In other spots, gratuitous and strained US/USSR comparisons are made. Gagarin's post-flight parade placed him and Nikita Khrushchev "in a convertible Zil with the top down, like the Kennedys in Dallas." Wha…?
Strausbaugh does a good job of giving the Soviets personalities, not always complimentary ones. After his flight, Gagarin mishandled his fame, turning into a drunk and a womanizer. His friend/rival Gherman Titov, also succumbed. The famous "chief designer", Sergei Korolev, suffered in Stalin's Gulag for six years before his "meteoric" success in getting the space program off the ground. But he failed dismally in his design of the N-1 rocket, a rough equivalent to the American Saturn V. It never worked, blowing up a lot.
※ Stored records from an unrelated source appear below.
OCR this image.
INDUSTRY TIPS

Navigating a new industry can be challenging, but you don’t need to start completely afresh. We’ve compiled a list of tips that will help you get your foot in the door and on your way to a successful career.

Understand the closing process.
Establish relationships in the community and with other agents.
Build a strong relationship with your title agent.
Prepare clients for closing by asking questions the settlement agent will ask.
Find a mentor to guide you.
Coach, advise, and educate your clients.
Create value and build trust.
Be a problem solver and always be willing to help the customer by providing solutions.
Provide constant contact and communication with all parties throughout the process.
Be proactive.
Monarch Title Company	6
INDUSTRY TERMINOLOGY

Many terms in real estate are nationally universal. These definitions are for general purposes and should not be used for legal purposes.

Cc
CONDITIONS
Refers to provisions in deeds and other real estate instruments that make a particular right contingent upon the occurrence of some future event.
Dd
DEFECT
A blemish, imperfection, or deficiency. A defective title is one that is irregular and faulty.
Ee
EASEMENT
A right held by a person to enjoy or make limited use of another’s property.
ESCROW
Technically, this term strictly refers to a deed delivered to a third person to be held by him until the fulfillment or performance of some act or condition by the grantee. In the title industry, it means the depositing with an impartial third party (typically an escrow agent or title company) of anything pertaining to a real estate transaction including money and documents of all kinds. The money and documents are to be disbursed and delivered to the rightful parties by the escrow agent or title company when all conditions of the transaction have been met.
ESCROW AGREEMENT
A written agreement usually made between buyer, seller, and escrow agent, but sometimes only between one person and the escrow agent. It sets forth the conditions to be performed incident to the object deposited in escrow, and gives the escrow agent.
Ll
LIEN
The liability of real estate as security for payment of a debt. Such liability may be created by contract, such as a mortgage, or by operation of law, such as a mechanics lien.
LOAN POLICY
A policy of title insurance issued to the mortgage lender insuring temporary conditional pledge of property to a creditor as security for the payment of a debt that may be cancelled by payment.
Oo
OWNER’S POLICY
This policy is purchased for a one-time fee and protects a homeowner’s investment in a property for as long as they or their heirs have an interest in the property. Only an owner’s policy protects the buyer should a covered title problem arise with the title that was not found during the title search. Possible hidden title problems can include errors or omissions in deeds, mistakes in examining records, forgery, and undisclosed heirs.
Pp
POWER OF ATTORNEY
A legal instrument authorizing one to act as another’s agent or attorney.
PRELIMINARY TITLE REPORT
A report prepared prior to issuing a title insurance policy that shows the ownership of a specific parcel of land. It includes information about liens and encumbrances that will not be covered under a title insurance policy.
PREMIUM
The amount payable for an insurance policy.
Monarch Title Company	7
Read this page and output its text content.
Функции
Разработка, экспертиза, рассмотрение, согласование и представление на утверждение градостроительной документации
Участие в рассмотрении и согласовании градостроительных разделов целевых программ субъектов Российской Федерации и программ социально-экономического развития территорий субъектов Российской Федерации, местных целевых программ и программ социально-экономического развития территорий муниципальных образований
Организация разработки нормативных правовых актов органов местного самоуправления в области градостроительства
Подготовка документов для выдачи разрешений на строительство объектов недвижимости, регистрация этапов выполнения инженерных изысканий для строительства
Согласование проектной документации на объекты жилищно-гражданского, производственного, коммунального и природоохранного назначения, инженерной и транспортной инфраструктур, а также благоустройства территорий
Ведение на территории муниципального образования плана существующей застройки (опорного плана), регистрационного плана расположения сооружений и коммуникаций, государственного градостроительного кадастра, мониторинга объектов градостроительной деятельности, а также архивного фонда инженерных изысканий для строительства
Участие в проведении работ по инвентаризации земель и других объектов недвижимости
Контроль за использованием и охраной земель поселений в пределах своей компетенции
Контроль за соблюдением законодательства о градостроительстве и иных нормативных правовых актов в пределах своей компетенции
Strausbaugh does pay some respect to Cosmonaut Alexei Leonov, who might be the closest to Tom Wolfe's famous "Right Stuff". He nearly got killed doing a spacewalk stunt (an impromptu effort to upstage Ed White's upcoming Gemini EVA); he got along famously with his American counterparts during the planning and execution of the Apollo-Soyuz stunt mission.
The Soviets were also notoriously secretive, which caused a lot of speculation they were covering up some cosmonaut deaths. One of the rumor-mongers was Pun Salad fave, Robert A. Heinlein, who penned an article for American Mercury recounting his trip to the USSR with his wife, Virginia; he reported rumors that the May 15, 1960 flight of Korabl-Sputnik 1, the first test flight of the Vostok craft, was actually manned. Nope.
In short, an entertaining read, guaranteed to wipe away any misty watercolor memories of the way the Soviets were. You'd never know from reading it, however, that the American astronaut body count is much higher than Russia's. NASA is also a socialist enterprise, and its safety tradeoffs were merely different in details.